The rookie error: stuffing raw PDFs into Claude
His first big offender is document ingestion. A user drags in three PDFs totaling just 4,500 words and asks for a summary, but the model doesn’t just read the words — it eats headers, footers, fonts, layout metadata, and binary junk, turning that into 100,000+ tokens. Nate practically begs people to convert to markdown first, saying this one step can save 20x and stop bloated files from haunting every subsequent turn.
Conversation sprawl is where limits go to die
Then he goes after the “20, 30, 40 turn” chat habit. Nate says people mix brainstorming, research, and execution in one endless thread, even though models were never really meant for that kind of sprawl, and every reply keeps replaying the entire history. His fix is simple but sharp: have one mode for gathering information and another for focused execution, and start fresh once you’ve reached a conclusion.
Your plugin stack might be burning tokens in the background
For intermediate users, the trap is tool overload. Nate says some people are 50,000 tokens into a context window before typing anything because they’ve loaded too many plugins and connectors, which he compares to dragging every tool in a workshop onto the bench before building anything. The message is not “never use tools” — it’s audit them, because each shiny add-on becomes a silent tax forever.
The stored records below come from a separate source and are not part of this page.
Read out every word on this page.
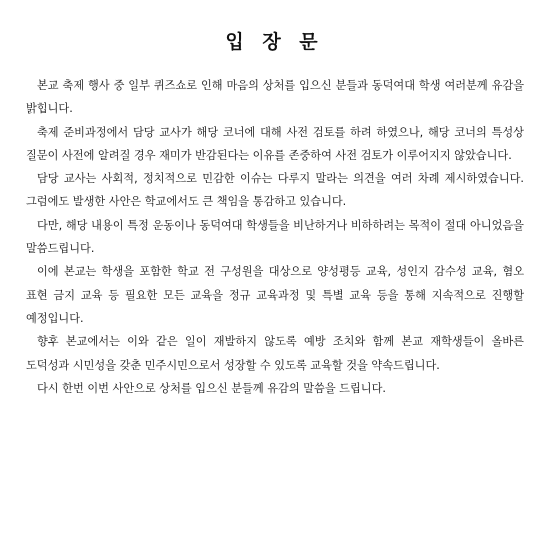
입 장 문

본교 축제 행사 중 일부 퀴즈쇼로 인해 마음의 상처를 입으신 분들과 동덕여대 학생 여러분께 유감을 밝힙니다.

축제 준비과정에서 담당 교사가 해당 코너에 대해 사전 검토를 하려 하였으나, 해당 코너의 특성상 질문이 사전에 알려질 경우 재미가 반감된다는 이유를 존중하여 사전 검토가 이루어지지 않았습니다.

담당 교사는 사회적, 정치적으로 민감한 이슈는 다루지 말라는 의견을 여러 차례 제시하였습니다. 그럼에도 발생한 사안은 학교에서도 큰 책임을 통감하고 있습니다.

다만, 해당 내용이 특정 운동이나 동덕여대 학생들을 비난하거나 비하하려는 목적이 절대 아니었음을 말씀드립니다.

이에 본교는 학생을 포함한 학교 전 구성원을 대상으로 양성평등 교육, 성인지 감수성 교육, 혐오 표현 금지 교육 등 필요한 모든 교육을 정규 교육과정 및 특별 교육 등을 통해 지속적으로 진행할 예정입니다.

향후 본교에서는 이와 같은 일이 재발하지 않도록 예방 조치와 함께 본교 재학생들이 올바른 도덕성과 시민성을 갖춘 민주시민으로서 성장할 수 있도록 교육할 것을 약속드립니다.

다시 한번 이번 사안으로 상처를 입으신 분들께 유감의 말씀을 드립니다.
Advanced users make the biggest mistakes at the biggest scale
For developers running agents and API workflows, Nate gets harsher: if you haven’t pruned your system prompt lately or you’re still loading giant repos into context because it worked two model generations ago, that’s irresponsible. As models get smarter, he says, you should be shrinking context, trusting retrieval more, and treating token management as a real job skill because these are million-token decisions when scaled.
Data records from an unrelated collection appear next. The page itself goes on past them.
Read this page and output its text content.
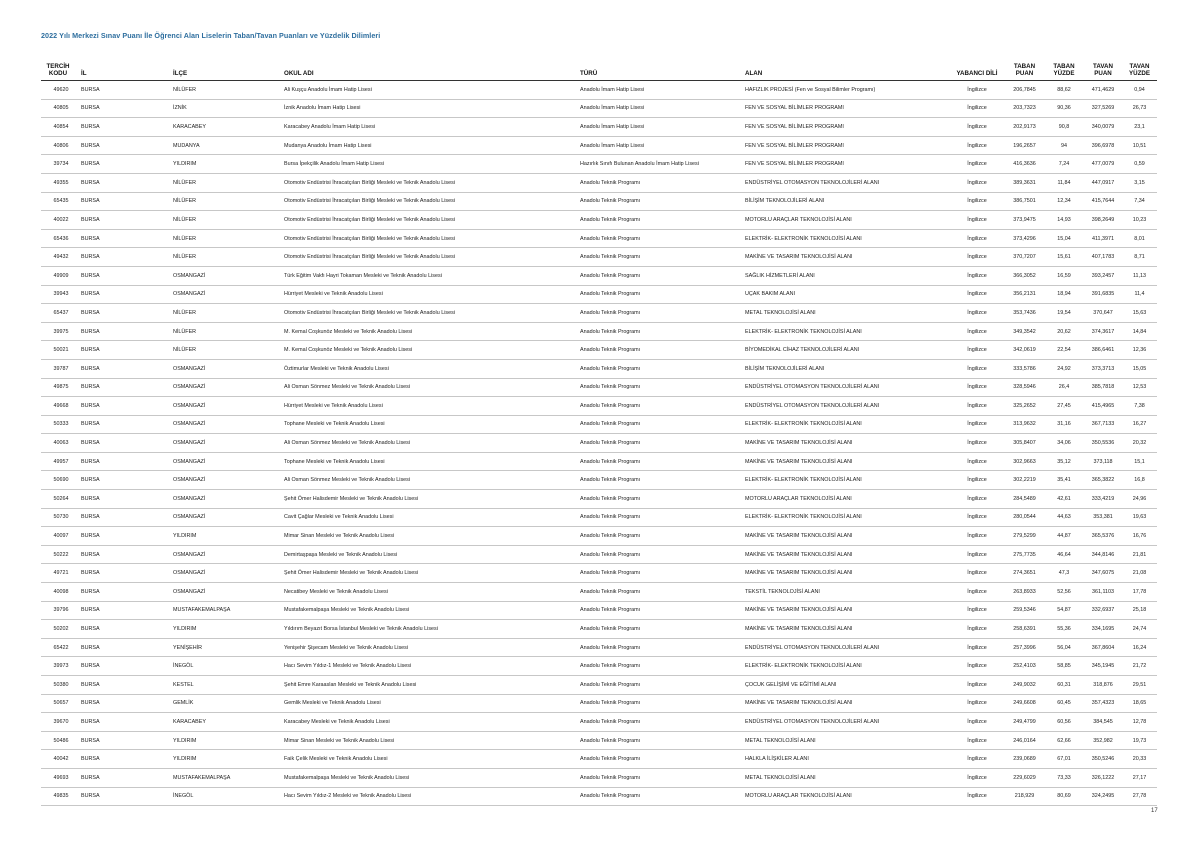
2022 Yılı Merkezi Sınav Puanı İle Öğrenci Alan Liselerin Taban/Tavan Puanları ve Yüzdelik Dilimleri
TERCİH KODU	İL	İLÇE	OKUL ADI	TÜRÜ	ALAN	YABANCI DİLİ	TABAN PUAN	TABAN YÜZDE	TAVAN PUAN	TAVAN YÜZDE
49620	BURSA	NİLÜFER	Ali Kuşçu Anadolu İmam Hatip Lisesi	Anadolu İmam Hatip Lisesi	HAFIZLIK PROJESİ (Fen ve Sosyal Bilimler Programı)	İngilizce	206,7845	88,62	471,4629	0,94
40805	BURSA	İZNİK	İznik Anadolu İmam Hatip Lisesi	Anadolu İmam Hatip Lisesi	FEN VE SOSYAL BİLİMLER PROGRAMI	İngilizce	203,7323	90,36	327,5269	26,73
40854	BURSA	KARACABEY	Karacabey Anadolu İmam Hatip Lisesi	Anadolu İmam Hatip Lisesi	FEN VE SOSYAL BİLİMLER PROGRAMI	İngilizce	202,9173	90,8	340,0079	23,1
40806	BURSA	MUDANYA	Mudanya Anadolu İmam Hatip Lisesi	Anadolu İmam Hatip Lisesi	FEN VE SOSYAL BİLİMLER PROGRAMI	İngilizce	196,2657	94	396,6978	10,51
39734	BURSA	YILDIRIM	Bursa İpekçilik Anadolu İmam Hatip Lisesi	Hazırlık Sınıfı Bulunan Anadolu İmam Hatip Lisesi	FEN VE SOSYAL BİLİMLER PROGRAMI	İngilizce	416,3636	7,24	477,0079	0,59
49355	BURSA	NİLÜFER	Otomotiv Endüstrisi İhracatçıları Birliği Mesleki ve Teknik Anadolu Lisesi	Anadolu Teknik Programı	ENDÜSTRİYEL OTOMASYON TEKNOLOJİLERİ ALANI	İngilizce	389,3631	11,84	447,0917	3,15
65435	BURSA	NİLÜFER	Otomotiv Endüstrisi İhracatçıları Birliği Mesleki ve Teknik Anadolu Lisesi	Anadolu Teknik Programı	BİLİŞİM TEKNOLOJİLERİ ALANI	İngilizce	386,7501	12,34	415,7644	7,34
40022	BURSA	NİLÜFER	Otomotiv Endüstrisi İhracatçıları Birliği Mesleki ve Teknik Anadolu Lisesi	Anadolu Teknik Programı	MOTORLU ARAÇLAR TEKNOLOJİSİ ALANI	İngilizce	373,9475	14,93	398,2649	10,23
65436	BURSA	NİLÜFER	Otomotiv Endüstrisi İhracatçıları Birliği Mesleki ve Teknik Anadolu Lisesi	Anadolu Teknik Programı	ELEKTRİK- ELEKTRONİK TEKNOLOJİSİ ALANI	İngilizce	373,4296	15,04	411,3971	8,01
49432	BURSA	NİLÜFER	Otomotiv Endüstrisi İhracatçıları Birliği Mesleki ve Teknik Anadolu Lisesi	Anadolu Teknik Programı	MAKİNE VE TASARIM TEKNOLOJİSİ ALANI	İngilizce	370,7207	15,61	407,1783	8,71
49909	BURSA	OSMANGAZİ	Türk Eğitim Vakfı Hayri Tokaman Mesleki ve Teknik Anadolu Lisesi	Anadolu Teknik Programı	SAĞLIK HİZMETLERİ ALANI	İngilizce	366,3052	16,59	393,2457	11,13
39943	BURSA	OSMANGAZİ	Hürriyet Mesleki ve Teknik Anadolu Lisesi	Anadolu Teknik Programı	UÇAK BAKIM ALANI	İngilizce	356,2131	18,94	391,6835	11,4
65437	BURSA	NİLÜFER	Otomotiv Endüstrisi İhracatçıları Birliği Mesleki ve Teknik Anadolu Lisesi	Anadolu Teknik Programı	METAL TEKNOLOJİSİ ALANI	İngilizce	353,7436	19,54	370,647	15,63
39975	BURSA	NİLÜFER	M. Kemal Coşkunöz Mesleki ve Teknik Anadolu Lisesi	Anadolu Teknik Programı	ELEKTRİK- ELEKTRONİK TEKNOLOJİSİ ALANI	İngilizce	349,3542	20,62	374,3617	14,84
50021	BURSA	NİLÜFER	M. Kemal Coşkunöz Mesleki ve Teknik Anadolu Lisesi	Anadolu Teknik Programı	BİYOMEDİKAL CİHAZ TEKNOLOJİLERİ ALANI	İngilizce	342,0619	22,54	386,6461	12,36
39787	BURSA	OSMANGAZİ	Öztimurlar Mesleki ve Teknik Anadolu Lisesi	Anadolu Teknik Programı	BİLİŞİM TEKNOLOJİLERİ ALANI	İngilizce	333,5786	24,92	373,3713	15,05
49875	BURSA	OSMANGAZİ	Ali Osman Sönmez Mesleki ve Teknik Anadolu Lisesi	Anadolu Teknik Programı	ENDÜSTRİYEL OTOMASYON TEKNOLOJİLERİ ALANI	İngilizce	328,5946	26,4	385,7818	12,53
49668	BURSA	OSMANGAZİ	Hürriyet Mesleki ve Teknik Anadolu Lisesi	Anadolu Teknik Programı	ENDÜSTRİYEL OTOMASYON TEKNOLOJİLERİ ALANI	İngilizce	325,2652	27,45	415,4965	7,38
50333	BURSA	OSMANGAZİ	Tophane Mesleki ve Teknik Anadolu Lisesi	Anadolu Teknik Programı	ELEKTRİK- ELEKTRONİK TEKNOLOJİSİ ALANI	İngilizce	313,9632	31,16	367,7133	16,27
40063	BURSA	OSMANGAZİ	Ali Osman Sönmez Mesleki ve Teknik Anadolu Lisesi	Anadolu Teknik Programı	MAKİNE VE TASARIM TEKNOLOJİSİ ALANI	İngilizce	305,8407	34,06	350,5536	20,32
49957	BURSA	OSMANGAZİ	Tophane Mesleki ve Teknik Anadolu Lisesi	Anadolu Teknik Programı	MAKİNE VE TASARIM TEKNOLOJİSİ ALANI	İngilizce	302,9663	35,12	373,118	15,1
50690	BURSA	OSMANGAZİ	Ali Osman Sönmez Mesleki ve Teknik Anadolu Lisesi	Anadolu Teknik Programı	ELEKTRİK- ELEKTRONİK TEKNOLOJİSİ ALANI	İngilizce	302,2219	35,41	365,3822	16,8
50264	BURSA	OSMANGAZİ	Şehit Ömer Halisdemir Mesleki ve Teknik Anadolu Lisesi	Anadolu Teknik Programı	MOTORLU ARAÇLAR TEKNOLOJİSİ ALANI	İngilizce	284,5489	42,61	333,4219	24,96
50730	BURSA	OSMANGAZİ	Cavit Çağlar Mesleki ve Teknik Anadolu Lisesi	Anadolu Teknik Programı	ELEKTRİK- ELEKTRONİK TEKNOLOJİSİ ALANI	İngilizce	280,0544	44,63	353,381	19,63
40097	BURSA	YILDIRIM	Mimar Sinan Mesleki ve Teknik Anadolu Lisesi	Anadolu Teknik Programı	MAKİNE VE TASARIM TEKNOLOJİSİ ALANI	İngilizce	279,5299	44,87	365,5376	16,76
50222	BURSA	OSMANGAZİ	Demirtaşpaşa Mesleki ve Teknik Anadolu Lisesi	Anadolu Teknik Programı	MAKİNE VE TASARIM TEKNOLOJİSİ ALANI	İngilizce	275,7735	46,64	344,8146	21,81
49721	BURSA	OSMANGAZİ	Şehit Ömer Halisdemir Mesleki ve Teknik Anadolu Lisesi	Anadolu Teknik Programı	MAKİNE VE TASARIM TEKNOLOJİSİ ALANI	İngilizce	274,3651	47,3	347,6075	21,08
40098	BURSA	OSMANGAZİ	Necatibey Mesleki ve Teknik Anadolu Lisesi	Anadolu Teknik Programı	TEKSTİL TEKNOLOJİSİ ALANI	İngilizce	263,8933	52,56	361,1103	17,78
39796	BURSA	MUSTAFAKEMALPAŞA	Mustafakemalpaşa Mesleki ve Teknik Anadolu Lisesi	Anadolu Teknik Programı	MAKİNE VE TASARIM TEKNOLOJİSİ ALANI	İngilizce	259,5346	54,87	332,6937	25,18
50202	BURSA	YILDIRIM	Yıldırım Beyazıt Borsa İstanbul Mesleki ve Teknik Anadolu Lisesi	Anadolu Teknik Programı	MAKİNE VE TASARIM TEKNOLOJİSİ ALANI	İngilizce	258,6391	55,36	334,1695	24,74
65422	BURSA	YENİŞEHİR	Yenişehir Şişecam Mesleki ve Teknik Anadolu Lisesi	Anadolu Teknik Programı	ENDÜSTRİYEL OTOMASYON TEKNOLOJİLERİ ALANI	İngilizce	257,3996	56,04	367,8604	16,24
39973	BURSA	İNEGÖL	Hacı Sevim Yıldız-1 Mesleki ve Teknik Anadolu Lisesi	Anadolu Teknik Programı	ELEKTRİK- ELEKTRONİK TEKNOLOJİSİ ALANI	İngilizce	252,4103	58,85	345,1945	21,72
50380	BURSA	KESTEL	Şehit Emre Karaaslan Mesleki ve Teknik Anadolu Lisesi	Anadolu Teknik Programı	ÇOCUK GELİŞİMİ VE EĞİTİMİ ALANI	İngilizce	249,9032	60,31	318,876	29,51
50657	BURSA	GEMLİK	Gemlik Mesleki ve Teknik Anadolu Lisesi	Anadolu Teknik Programı	MAKİNE VE TASARIM TEKNOLOJİSİ ALANI	İngilizce	249,6608	60,45	357,4323	18,65
39670	BURSA	KARACABEY	Karacabey Mesleki ve Teknik Anadolu Lisesi	Anadolu Teknik Programı	ENDÜSTRİYEL OTOMASYON TEKNOLOJİLERİ ALANI	İngilizce	249,4799	60,56	384,545	12,78
50486	BURSA	YILDIRIM	Mimar Sinan Mesleki ve Teknik Anadolu Lisesi	Anadolu Teknik Programı	METAL TEKNOLOJİSİ ALANI	İngilizce	246,0164	62,66	352,982	19,73
40042	BURSA	YILDIRIM	Faik Çelik Mesleki ve Teknik Anadolu Lisesi	Anadolu Teknik Programı	HALKLA İLİŞKİLER ALANI	İngilizce	239,0689	67,01	350,5246	20,33
49693	BURSA	MUSTAFAKEMALPAŞA	Mustafakemalpaşa Mesleki ve Teknik Anadolu Lisesi	Anadolu Teknik Programı	METAL TEKNOLOJİSİ ALANI	İngilizce	229,6029	73,33	326,1222	27,17
49835	BURSA	İNEGÖL	Hacı Sevim Yıldız-2 Mesleki ve Teknik Anadolu Lisesi	Anadolu Teknik Programı	MOTORLU ARAÇLAR TEKNOLOJİSİ ALANI	İngilizce	218,929	80,69	324,2495	27,78
17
The math is ugly: same output, 8–10x cheaper
He gives a concrete before-and-after. A sloppy 5-hour session using raw PDFs, 30-turn sprawl, and Opus 4.6 for everything can hit 800,000 to 1 million input tokens plus 150,000–200,000 output tokens, costing roughly $8–$10. Clean it up with markdown, fresh chats every 10–15 turns, scoped context, Opus for reasoning, Sonnet for execution, and Haiku for polish, and the same work drops to about $1 — which compounds from a personal annoyance into a team-level budget issue fast.
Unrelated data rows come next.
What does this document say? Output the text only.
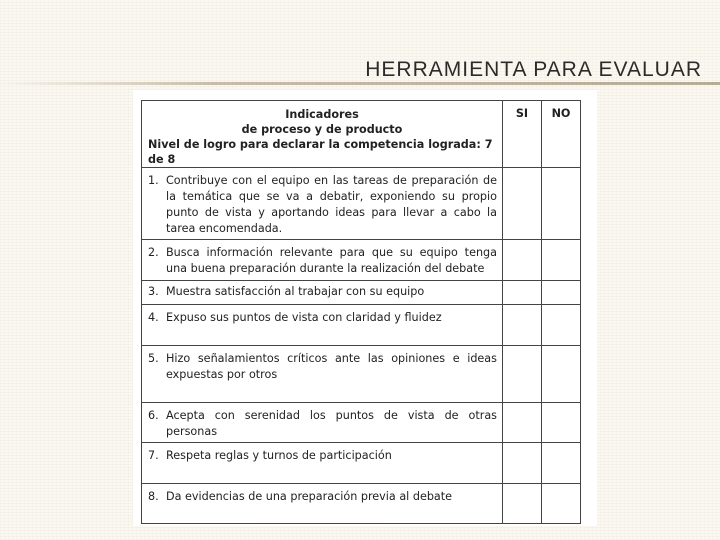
HERRAMIENTA PARA EVALUAR
Indicadores
de proceso y de producto
Nivel de logro para declarar la competencia lograda: 7 de 8	SI	NO

1. Contribuye con el equipo en las tareas de preparación de la temática que se va a debatir, exponiendo su propio punto de vista y aportando ideas para llevar a cabo la tarea encomendada.		

2. Busca información relevante para que su equipo tenga una buena preparación durante la realización del debate		

3. Muestra satisfacción al trabajar con su equipo		

4. Expuso sus puntos de vista con claridad y fluidez		

5. Hizo señalamientos críticos ante las opiniones e ideas expuestas por otros		

6. Acepta con serenidad los puntos de vista de otras personas		

7. Respeta reglas y turnos de participación		

8. Da evidencias de una preparación previa al debate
Nate’s “stupid button” and the six things it checks
The back half of the video is his practical answer: a “stupid button” built to diagnose token waste. It checks things like raw PDFs and screenshots, stale conversations, overuse of premium models, hidden context from plugins, missing prompt caching, and expensive native web search; he highlights prompt caching’s 90% discount and says Perplexity often uses 10,000–50,000 fewer tokens per search than Claude while being about 5x faster.
Five commandments for agents — and a cultural rant at the end
He closes by translating all this into agent design: index references, preprocess everything, cache stable context, scope each agent to only what it needs, and measure per-call burn. Then he zooms out and says token burning has weirdly become a status symbol, when the real goal is “smart tokens,” not just more tokens — a direct response to Jensen Huang’s $250,000-per-developer figure. His last note is classic Nate: touch grass, stop wasting tokens on dumb stuff, and spend them on bold, creative work instead.